History
The ASA was formed in 1941 by Christian scientists, who were concerned about the quality of Christian evangelism on the subject of religion and science. It was the idea of Irwin A. Moon, who talked Moody Bible Institute president William H. Houghton into inviting a number of scientists of known orthodox Christian views to Chicago to discuss its formation. Those who attended were F. Alton Everest, Peter W. Stoner, Russell D. Sturgis, John P. VanHaitsma, and Irving A. Cowperthwaite, and the ASA was formed from this meeting.
Everest, a conservative Baptist electrical engineer at Oregon State College in Corvallis was its president for its first decade. Under his leadership the ASA grew from 5 to 220 members. By 1961 its membership had grown to 860.

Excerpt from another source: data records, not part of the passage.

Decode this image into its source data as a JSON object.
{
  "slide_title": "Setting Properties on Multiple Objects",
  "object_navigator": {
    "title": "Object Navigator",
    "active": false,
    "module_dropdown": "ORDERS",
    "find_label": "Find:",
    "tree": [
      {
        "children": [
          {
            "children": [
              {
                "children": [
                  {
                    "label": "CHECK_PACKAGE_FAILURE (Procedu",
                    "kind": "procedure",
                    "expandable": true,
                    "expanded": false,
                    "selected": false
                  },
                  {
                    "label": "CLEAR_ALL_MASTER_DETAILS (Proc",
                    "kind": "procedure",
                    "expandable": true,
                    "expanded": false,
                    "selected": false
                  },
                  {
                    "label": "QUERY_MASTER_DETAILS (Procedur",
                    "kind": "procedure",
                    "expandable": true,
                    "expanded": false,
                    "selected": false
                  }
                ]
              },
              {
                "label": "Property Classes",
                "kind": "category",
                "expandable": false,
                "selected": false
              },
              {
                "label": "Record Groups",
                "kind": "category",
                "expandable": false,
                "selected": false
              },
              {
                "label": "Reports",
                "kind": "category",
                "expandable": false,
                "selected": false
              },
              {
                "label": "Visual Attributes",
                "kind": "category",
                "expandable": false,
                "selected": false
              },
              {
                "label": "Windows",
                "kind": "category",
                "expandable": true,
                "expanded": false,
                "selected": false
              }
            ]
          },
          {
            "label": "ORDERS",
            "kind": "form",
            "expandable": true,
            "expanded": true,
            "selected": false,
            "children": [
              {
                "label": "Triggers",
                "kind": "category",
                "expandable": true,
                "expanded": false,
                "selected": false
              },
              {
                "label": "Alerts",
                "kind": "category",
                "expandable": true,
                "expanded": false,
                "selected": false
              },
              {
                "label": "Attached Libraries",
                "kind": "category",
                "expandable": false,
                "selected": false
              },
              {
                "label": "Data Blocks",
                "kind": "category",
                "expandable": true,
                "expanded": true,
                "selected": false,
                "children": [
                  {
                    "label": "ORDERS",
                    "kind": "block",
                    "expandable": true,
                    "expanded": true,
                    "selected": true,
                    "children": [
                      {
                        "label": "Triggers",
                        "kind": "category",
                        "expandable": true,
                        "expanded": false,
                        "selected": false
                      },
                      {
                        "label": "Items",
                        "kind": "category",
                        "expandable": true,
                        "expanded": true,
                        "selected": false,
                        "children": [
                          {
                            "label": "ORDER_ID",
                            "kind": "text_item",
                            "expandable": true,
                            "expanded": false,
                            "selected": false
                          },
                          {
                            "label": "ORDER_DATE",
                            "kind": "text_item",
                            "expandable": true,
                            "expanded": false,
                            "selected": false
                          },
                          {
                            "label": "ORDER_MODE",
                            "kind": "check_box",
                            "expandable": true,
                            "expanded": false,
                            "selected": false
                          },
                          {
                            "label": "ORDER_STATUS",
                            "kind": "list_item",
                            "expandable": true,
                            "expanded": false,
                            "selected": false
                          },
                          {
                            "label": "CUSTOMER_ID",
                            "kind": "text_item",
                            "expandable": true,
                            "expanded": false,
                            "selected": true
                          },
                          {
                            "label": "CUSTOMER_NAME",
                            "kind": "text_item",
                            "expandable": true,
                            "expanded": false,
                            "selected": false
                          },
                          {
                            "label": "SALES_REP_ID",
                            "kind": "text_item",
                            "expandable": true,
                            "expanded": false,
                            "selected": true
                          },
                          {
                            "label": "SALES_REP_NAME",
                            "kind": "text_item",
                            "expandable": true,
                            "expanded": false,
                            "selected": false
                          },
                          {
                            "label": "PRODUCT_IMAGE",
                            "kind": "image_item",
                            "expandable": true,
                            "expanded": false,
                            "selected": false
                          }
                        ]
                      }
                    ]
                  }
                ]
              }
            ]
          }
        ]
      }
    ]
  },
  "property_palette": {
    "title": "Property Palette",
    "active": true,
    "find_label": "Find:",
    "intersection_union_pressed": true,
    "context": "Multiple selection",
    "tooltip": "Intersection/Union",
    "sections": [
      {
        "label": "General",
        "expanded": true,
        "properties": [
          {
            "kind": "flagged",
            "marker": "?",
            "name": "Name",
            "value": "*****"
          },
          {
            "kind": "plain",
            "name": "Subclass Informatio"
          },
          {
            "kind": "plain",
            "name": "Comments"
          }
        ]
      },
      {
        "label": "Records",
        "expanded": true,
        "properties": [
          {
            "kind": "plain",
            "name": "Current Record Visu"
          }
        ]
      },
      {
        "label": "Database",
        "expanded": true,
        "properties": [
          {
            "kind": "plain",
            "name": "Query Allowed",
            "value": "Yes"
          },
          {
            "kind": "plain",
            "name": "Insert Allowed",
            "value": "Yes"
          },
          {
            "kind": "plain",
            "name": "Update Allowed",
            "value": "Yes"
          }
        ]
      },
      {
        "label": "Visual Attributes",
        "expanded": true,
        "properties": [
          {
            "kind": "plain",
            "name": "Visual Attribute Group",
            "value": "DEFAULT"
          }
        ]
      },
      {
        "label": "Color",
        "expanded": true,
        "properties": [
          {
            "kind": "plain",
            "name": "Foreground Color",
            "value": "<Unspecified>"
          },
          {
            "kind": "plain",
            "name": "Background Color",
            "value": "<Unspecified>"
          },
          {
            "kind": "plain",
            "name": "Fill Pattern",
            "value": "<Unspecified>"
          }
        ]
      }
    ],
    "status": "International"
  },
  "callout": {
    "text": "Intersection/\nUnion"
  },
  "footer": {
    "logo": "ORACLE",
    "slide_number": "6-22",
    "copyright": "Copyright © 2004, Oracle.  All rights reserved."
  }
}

During the 1940s and 1950s, it served as the main evangelical forum for discussing the merits and drawbacks of evolution, and for evaluating the works of prominent creationists such as George McCready Price and Harry Rimmer. The influence of an inner circle affiliated with Wheaton College led it to reject strict creationism in favor of first progressive creationism and then theistic evolution, encouraging acceptance of evolution among evangelicals. This group was led by Russell L. Mixter (later JASA editor from 1965 to 1968), J Frank Cassel, and in the words of Ronald L. Numbers "did for biology what Kulp was doing for Geology". (Also see the section on coverage of evolution in the ASA's journal, below.)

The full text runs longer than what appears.